Nous marcherons jusqu’à arriver dans la maison de sa mère, juste avant la tombée de la nuit.

Trek dans la région de Sapa, vue depuis la maison de la maman de Mama Sa

Sur place je rencontre quatre allemands, arrivés la veille, une française et un canadien arrivés plus tôt dans la matinée. On se raconte notre journée autour d’une bière, et partis du même point A pour arriver au même point B, personne n’a fait le même itinéraire.

Nous nous attablons ensuite autour d’un repas gargantuesque préparé par Mama Sa et sa mère : des nems, du tofu, du riz, des salades de choux et d’haricots, du porc au barbecue …

A la fin du repas, Vuvy, une amie de Mama Sa, tenant un homestay dans la maison d’à côté nous rejoint avec deux bouteilles d’alcool de riz et nous apprend, le sourire au lèvre, que nous n’iront pas nous coucher tant que les bouteilles ne seront pas vidées, et pour ce faire, Vuvy dispose 10 petits verres (un chacun) en cercle, au milieu de la table. Au centre de ce cercle, une tasse. La règle est simple : chacun à notre tour, nous lançons une pièce afin qu’elle fasse un rebond sur la table puis qu’elle atterrisse dans l’un des verres (le propriétaire du verre dans lequel la pièce a atterrit boit celui-ci cul sec) ou dans la tasse (alors tout le monde boit). C’est après un moment alcoolico-convivial que nous irons nous coucher, fatigués mais réchauffés.

J’adore ces réveils où, après une nuit de sommeil réparatrice mais encore à moitié endormie, je me demande où je suis. Puis, je sens cette odeur de pancakes qui cuisent et de thé chaud, j’ouvre les yeux, jette un oeil par la fenêtre et me rappelle où je suis.

2ème jour de trek : des rizières à perte de vue…

Partout autour de moi, des rizières, quelques maisons, et rien d’autre.

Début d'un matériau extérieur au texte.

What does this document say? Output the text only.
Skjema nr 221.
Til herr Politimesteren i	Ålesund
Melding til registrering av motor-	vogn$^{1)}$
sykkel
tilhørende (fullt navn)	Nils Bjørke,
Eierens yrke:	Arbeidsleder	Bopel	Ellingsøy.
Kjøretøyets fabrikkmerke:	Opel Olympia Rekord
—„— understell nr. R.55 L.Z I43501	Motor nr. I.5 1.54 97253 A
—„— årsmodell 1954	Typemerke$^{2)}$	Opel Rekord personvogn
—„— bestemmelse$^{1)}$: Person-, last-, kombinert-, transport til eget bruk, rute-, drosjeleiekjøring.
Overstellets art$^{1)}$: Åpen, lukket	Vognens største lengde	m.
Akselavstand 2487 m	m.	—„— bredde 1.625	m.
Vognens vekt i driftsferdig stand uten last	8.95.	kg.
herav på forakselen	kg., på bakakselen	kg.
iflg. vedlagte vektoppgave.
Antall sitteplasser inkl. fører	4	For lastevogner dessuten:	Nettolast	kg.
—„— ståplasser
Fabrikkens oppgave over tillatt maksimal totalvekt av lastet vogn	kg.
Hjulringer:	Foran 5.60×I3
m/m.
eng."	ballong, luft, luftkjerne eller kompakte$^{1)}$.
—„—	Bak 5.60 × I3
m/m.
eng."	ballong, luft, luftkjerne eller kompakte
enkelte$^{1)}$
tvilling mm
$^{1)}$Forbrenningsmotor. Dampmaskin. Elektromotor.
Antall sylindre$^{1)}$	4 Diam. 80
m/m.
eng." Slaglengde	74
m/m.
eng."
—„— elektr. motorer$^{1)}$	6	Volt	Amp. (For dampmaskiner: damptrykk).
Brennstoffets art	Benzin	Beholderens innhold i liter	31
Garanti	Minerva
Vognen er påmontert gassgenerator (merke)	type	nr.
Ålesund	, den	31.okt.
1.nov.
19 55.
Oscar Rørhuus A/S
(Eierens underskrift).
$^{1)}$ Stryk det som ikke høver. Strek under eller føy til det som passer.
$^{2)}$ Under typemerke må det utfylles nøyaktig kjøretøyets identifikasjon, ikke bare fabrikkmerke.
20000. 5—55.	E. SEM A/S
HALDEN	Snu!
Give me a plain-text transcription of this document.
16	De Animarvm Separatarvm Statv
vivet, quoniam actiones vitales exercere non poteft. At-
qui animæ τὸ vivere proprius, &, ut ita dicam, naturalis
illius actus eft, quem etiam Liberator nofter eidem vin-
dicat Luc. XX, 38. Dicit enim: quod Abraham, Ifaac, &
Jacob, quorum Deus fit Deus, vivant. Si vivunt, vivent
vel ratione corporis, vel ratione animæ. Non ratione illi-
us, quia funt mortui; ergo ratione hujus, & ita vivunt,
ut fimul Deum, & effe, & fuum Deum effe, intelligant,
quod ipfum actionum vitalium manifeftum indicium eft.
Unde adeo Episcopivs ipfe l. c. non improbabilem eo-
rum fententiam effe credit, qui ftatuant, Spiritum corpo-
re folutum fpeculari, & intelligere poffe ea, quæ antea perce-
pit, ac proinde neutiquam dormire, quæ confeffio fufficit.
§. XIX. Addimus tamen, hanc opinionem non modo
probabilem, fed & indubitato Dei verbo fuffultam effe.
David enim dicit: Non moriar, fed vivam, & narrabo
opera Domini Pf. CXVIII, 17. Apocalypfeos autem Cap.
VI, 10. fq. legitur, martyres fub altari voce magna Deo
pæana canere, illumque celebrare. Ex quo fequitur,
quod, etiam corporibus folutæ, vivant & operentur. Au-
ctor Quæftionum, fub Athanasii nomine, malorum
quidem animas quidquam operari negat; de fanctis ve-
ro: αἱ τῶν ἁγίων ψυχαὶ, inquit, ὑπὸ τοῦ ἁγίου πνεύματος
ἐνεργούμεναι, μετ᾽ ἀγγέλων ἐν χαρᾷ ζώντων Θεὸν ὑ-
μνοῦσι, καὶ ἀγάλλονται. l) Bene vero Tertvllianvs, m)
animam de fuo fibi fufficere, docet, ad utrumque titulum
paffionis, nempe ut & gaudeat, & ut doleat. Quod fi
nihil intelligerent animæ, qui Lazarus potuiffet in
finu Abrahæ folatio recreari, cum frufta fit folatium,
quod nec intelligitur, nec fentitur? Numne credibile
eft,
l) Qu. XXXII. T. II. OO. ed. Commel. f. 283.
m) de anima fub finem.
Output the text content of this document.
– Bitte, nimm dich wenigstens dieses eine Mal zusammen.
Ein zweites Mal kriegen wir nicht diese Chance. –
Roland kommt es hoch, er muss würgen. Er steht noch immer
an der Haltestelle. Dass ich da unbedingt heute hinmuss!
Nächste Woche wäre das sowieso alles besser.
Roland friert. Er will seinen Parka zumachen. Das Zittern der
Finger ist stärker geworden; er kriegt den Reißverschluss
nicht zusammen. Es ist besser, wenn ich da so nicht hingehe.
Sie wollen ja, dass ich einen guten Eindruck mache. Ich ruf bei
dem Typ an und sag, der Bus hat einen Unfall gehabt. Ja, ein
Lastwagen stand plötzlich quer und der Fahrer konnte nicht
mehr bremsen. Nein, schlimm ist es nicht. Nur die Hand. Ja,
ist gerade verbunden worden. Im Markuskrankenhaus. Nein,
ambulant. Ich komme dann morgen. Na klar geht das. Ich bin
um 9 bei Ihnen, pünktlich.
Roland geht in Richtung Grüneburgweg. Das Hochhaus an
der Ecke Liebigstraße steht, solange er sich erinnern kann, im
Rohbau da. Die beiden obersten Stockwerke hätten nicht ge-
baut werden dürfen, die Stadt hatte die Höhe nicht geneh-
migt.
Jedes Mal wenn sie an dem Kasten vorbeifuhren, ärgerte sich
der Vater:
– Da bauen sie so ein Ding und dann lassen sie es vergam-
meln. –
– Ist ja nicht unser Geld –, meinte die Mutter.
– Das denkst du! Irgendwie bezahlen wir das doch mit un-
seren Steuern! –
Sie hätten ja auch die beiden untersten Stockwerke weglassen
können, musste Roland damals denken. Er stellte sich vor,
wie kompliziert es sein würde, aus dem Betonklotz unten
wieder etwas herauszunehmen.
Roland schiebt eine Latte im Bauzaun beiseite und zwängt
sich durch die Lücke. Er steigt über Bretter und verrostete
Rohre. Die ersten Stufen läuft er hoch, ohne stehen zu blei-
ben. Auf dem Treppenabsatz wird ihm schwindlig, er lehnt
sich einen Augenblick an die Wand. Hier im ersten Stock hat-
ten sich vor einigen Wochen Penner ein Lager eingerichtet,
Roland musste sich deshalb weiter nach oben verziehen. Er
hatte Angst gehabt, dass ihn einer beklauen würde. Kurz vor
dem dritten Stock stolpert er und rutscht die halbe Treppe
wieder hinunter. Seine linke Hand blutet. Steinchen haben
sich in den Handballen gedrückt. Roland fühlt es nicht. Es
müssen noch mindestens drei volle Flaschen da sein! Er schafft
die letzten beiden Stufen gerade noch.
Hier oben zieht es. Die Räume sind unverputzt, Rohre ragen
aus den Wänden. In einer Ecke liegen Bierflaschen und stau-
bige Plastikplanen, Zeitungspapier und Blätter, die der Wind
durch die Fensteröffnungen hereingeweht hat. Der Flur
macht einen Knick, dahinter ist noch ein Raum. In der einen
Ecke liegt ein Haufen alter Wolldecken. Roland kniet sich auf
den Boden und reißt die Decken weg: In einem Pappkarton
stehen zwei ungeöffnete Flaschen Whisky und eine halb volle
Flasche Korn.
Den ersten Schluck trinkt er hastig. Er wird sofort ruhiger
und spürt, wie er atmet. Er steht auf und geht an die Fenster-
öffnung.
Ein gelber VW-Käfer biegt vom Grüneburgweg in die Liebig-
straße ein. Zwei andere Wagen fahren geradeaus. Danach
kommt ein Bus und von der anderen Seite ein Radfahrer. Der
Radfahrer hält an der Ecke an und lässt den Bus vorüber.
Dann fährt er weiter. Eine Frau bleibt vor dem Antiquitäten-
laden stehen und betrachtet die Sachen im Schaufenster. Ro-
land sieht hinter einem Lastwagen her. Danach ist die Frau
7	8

Vue depuis la maison de la maman de Mama Sa

Vue depuis la maison de la maman de Mama Sa

Après une toilette de chat, nous nous réunissons autour de la montagne de pancakes – moelleux juste comme il faut – qui nous attend, une omelette tiède et baveuse, quelques bananes fraîches et un thé savoureux. Mais c’est qu’après tout ca dans le ventre, il va falloir reprendre la route ! Deux des allemands repartirons en moto jusqu’à Sappa pour prendre un bus. La petite troupe que nous sommes allons d’abord traverser les villages Dao de Su Pan, Thanh Kim, Ban Phung et Gieng Ta Chai avant de regagner la ville.

Nous commençons donc à grimper dans les rizières et, tout au long des trois heures de marche, la vue est à couper le souffle.

Arrivé devant un petit arbuste, Mama Sa s’arrête, en arrache deux feuilles et me les fourrent dans les mains «tu vois, c’est ça l’indigo dont je te parlais hier». Elle en donne ensuite aux autres et nous frottons les feuilles dans nos mains. Au bout de quelques instant, nos paumes sont toutes vertes. Il nous faudra attendre encore quelques dizaines de minutes pour qu’elles deviennent bleues, couleur de l’indigo !

Nous montons et descendons la montagne dans un sol boueux, traversons de petites rivières naturelles jusqu’à arrivé à Gieng Ta Chai où des femmes du village nous suivront sur 200 mètres en essayant de nous vendre écharpes et bracelets. Ca fait rire Mama Sa, puisqu’il y a huit ans, avant d’ouvrir son Homestay, elle aussi, un panier en osier plein de breloques sur le dos, allait a la rencontre des touristes et vendait quelques objets.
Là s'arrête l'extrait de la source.